Capacitance 측정법을 이용한 나노 SiC 에폭시 복합재료의 내부 강화재 분산 예측방법

  • 권동준 (경상대학교 나노신소재융합공학과 고분자공학전공 대학원) ;
  • 왕작가 (경상대학교 나노신소재융합공학과 고분자공학전공 대학원) ;
  • 김제준 ((주)티비카본 복합신소재 연구소) ;
  • 장기욱 ((주)티비카본 복합신소재 연구소) ;
  • 박종만 (경상대학교 나노신소재융합공학과)
  • Received : 2013.06.22
  • Accepted : 2013.11.18
  • Published : 2013.12.31

Abstract

The good dispersion of nano-materials in epoxy matrix was important parameter for the reinforcement effect, and the evaluation of dispersion degree was to prove it. This work was studied to predict the dispersion condition of nano-SiC powders in SiC/epoxy composites using capacitance measurement.

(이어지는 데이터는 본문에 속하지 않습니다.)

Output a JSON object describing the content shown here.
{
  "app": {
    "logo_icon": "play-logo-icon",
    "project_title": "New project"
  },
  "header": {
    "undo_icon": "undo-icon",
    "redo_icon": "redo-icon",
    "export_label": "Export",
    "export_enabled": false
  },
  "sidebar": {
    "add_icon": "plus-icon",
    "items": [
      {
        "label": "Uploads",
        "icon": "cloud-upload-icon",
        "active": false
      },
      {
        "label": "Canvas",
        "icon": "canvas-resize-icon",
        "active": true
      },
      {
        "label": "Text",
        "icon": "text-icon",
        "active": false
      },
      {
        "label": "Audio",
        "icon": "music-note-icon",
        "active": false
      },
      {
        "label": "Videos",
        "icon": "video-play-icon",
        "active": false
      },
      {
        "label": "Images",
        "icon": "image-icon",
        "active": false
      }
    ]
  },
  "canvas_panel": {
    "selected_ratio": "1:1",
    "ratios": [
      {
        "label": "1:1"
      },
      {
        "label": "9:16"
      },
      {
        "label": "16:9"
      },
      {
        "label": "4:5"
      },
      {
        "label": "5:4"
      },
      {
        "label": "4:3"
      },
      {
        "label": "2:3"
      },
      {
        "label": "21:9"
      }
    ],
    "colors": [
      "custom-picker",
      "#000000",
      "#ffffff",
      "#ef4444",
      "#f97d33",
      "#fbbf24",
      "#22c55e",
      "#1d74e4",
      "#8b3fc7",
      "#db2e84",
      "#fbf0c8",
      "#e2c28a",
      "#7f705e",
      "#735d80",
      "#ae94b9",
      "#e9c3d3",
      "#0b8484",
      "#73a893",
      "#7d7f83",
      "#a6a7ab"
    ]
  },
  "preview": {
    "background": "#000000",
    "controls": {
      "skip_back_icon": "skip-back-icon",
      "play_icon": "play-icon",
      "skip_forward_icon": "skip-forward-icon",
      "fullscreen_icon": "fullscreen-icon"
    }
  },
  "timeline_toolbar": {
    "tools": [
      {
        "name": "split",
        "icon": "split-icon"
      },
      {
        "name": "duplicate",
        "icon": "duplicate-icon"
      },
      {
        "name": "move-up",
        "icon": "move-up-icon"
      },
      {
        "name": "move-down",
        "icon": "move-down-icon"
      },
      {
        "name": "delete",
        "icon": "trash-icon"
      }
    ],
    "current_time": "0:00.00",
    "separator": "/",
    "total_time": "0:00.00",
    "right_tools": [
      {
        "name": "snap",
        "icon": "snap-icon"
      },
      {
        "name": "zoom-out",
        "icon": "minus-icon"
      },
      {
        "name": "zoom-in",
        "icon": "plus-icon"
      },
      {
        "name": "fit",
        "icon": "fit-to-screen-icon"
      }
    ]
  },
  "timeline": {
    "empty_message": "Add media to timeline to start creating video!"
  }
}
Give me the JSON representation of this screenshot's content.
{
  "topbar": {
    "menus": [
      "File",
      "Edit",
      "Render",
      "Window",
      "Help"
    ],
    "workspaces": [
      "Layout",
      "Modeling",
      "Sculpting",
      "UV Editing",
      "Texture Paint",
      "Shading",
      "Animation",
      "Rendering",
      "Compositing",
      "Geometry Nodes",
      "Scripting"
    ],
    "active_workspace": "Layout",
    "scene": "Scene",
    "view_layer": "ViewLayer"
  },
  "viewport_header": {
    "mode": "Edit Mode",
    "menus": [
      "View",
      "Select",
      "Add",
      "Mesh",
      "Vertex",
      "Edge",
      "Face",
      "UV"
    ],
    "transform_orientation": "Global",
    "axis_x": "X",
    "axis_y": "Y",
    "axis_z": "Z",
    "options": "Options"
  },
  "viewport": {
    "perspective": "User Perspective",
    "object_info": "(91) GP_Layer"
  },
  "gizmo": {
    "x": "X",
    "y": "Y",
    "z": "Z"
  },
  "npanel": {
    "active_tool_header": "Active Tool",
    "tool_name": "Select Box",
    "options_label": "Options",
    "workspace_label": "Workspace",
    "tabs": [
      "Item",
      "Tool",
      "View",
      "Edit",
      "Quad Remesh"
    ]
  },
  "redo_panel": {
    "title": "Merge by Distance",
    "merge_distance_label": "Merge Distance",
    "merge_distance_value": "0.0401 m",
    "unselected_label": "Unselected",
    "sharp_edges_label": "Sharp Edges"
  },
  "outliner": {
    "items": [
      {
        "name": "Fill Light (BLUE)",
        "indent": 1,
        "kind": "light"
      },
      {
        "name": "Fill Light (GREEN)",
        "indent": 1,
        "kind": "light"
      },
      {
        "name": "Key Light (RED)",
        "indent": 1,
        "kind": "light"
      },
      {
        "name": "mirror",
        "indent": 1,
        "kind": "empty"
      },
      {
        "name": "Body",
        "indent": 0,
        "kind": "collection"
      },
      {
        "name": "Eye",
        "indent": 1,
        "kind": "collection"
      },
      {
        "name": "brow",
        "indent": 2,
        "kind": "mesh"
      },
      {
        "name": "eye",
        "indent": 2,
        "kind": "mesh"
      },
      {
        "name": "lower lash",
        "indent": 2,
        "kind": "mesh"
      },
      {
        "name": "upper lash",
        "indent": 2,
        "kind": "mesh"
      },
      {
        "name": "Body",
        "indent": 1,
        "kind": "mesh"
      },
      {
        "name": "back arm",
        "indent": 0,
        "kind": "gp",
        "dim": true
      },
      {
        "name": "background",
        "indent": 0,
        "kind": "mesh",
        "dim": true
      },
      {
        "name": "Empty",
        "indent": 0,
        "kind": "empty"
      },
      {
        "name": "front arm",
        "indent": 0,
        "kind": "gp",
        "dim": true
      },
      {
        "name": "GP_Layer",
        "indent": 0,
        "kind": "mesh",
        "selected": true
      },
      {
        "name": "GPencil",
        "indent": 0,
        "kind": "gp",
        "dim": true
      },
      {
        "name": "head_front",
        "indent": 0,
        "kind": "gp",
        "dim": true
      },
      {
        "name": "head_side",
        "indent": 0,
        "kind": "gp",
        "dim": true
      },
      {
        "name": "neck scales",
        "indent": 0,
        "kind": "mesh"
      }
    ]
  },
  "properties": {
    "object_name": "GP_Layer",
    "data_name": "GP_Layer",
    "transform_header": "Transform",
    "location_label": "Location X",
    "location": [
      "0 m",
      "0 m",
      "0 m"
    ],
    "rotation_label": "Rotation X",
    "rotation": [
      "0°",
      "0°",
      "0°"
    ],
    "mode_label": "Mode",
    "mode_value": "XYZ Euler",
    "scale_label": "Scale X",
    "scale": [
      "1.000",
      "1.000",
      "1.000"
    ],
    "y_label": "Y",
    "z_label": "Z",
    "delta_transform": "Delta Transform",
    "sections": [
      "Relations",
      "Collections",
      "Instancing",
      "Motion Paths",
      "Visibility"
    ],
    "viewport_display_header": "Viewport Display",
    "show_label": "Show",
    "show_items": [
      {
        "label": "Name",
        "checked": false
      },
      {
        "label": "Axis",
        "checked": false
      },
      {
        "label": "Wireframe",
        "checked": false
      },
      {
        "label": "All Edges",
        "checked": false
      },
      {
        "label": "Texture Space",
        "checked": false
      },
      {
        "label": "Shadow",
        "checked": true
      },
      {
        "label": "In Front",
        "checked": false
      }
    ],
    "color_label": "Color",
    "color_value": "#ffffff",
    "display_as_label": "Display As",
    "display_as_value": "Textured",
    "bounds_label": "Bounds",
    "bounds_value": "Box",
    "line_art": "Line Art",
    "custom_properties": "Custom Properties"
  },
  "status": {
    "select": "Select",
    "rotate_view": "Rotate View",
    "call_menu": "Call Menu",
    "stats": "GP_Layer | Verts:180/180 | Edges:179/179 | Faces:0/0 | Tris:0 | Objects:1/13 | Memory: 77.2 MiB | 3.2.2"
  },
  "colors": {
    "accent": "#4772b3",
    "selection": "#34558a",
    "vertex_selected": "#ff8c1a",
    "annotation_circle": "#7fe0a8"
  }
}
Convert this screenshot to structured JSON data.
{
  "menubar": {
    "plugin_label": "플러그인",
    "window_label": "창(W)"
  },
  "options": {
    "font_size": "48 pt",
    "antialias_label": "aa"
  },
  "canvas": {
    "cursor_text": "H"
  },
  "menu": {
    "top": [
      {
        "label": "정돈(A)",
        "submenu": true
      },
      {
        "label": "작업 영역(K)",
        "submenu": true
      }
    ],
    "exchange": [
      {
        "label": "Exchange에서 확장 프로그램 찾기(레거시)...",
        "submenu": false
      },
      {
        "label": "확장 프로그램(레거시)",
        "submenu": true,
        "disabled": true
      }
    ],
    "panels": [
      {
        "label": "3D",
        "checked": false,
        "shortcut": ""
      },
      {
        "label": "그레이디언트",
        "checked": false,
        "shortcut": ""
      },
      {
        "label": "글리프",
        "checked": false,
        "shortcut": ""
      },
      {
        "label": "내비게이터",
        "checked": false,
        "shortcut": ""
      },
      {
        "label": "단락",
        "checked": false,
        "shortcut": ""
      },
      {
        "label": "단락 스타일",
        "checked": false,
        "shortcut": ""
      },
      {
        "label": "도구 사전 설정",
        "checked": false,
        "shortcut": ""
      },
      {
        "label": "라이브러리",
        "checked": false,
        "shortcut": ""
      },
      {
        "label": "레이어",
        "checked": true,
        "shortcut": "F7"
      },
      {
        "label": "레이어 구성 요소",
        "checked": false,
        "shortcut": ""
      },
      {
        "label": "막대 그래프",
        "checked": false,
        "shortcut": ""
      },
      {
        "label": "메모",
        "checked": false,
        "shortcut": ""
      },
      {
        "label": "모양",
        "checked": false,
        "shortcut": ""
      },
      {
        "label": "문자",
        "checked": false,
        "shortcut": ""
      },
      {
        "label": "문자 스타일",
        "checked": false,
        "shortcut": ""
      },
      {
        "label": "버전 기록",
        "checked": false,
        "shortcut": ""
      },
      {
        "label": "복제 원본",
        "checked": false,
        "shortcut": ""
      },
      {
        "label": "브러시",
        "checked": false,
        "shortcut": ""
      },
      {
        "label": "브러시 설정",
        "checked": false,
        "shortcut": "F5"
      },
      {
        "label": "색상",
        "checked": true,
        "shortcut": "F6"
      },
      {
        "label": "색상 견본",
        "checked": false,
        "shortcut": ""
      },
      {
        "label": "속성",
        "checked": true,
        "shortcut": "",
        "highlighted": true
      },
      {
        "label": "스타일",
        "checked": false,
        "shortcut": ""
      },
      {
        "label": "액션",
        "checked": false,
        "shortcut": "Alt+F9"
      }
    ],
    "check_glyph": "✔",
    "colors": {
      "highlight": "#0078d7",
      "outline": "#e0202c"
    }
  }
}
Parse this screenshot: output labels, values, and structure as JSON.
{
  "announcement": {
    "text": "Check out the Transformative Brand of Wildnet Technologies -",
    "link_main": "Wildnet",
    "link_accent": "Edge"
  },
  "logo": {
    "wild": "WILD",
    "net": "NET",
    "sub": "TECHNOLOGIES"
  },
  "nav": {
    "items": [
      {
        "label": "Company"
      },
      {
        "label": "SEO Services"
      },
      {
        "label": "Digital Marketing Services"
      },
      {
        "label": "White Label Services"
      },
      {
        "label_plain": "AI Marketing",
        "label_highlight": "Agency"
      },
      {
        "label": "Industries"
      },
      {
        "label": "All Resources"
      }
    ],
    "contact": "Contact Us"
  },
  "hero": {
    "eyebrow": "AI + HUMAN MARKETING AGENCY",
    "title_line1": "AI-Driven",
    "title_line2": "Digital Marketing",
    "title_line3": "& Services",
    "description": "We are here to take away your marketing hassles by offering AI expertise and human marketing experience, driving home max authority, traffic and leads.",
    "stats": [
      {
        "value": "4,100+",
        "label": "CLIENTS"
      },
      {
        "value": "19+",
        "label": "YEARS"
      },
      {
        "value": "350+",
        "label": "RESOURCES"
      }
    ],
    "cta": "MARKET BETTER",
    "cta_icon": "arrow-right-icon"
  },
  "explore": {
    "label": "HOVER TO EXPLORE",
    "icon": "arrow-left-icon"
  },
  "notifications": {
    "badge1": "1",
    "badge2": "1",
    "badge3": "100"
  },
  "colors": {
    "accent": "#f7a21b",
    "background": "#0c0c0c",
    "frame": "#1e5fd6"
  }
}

Capacitance was defined to be the electric capacity in proportional to electron charge of the measuring section. In case of nano-SiC powders, the electron charge of SiC/epoxy composites was higher than that of neat epoxy resin. Capacitance was evaluated for each section of SiC/epoxy composites. The prediction of dispersion condition was verified by using capacitance measurement. Dispersion condition of nano-SiC powders in epoxy matrix was evaluated with two different dispersion methods, i.e., sonication and stirring methods. The dispersion degree was also verified with the tensile strength correlating to capacitance.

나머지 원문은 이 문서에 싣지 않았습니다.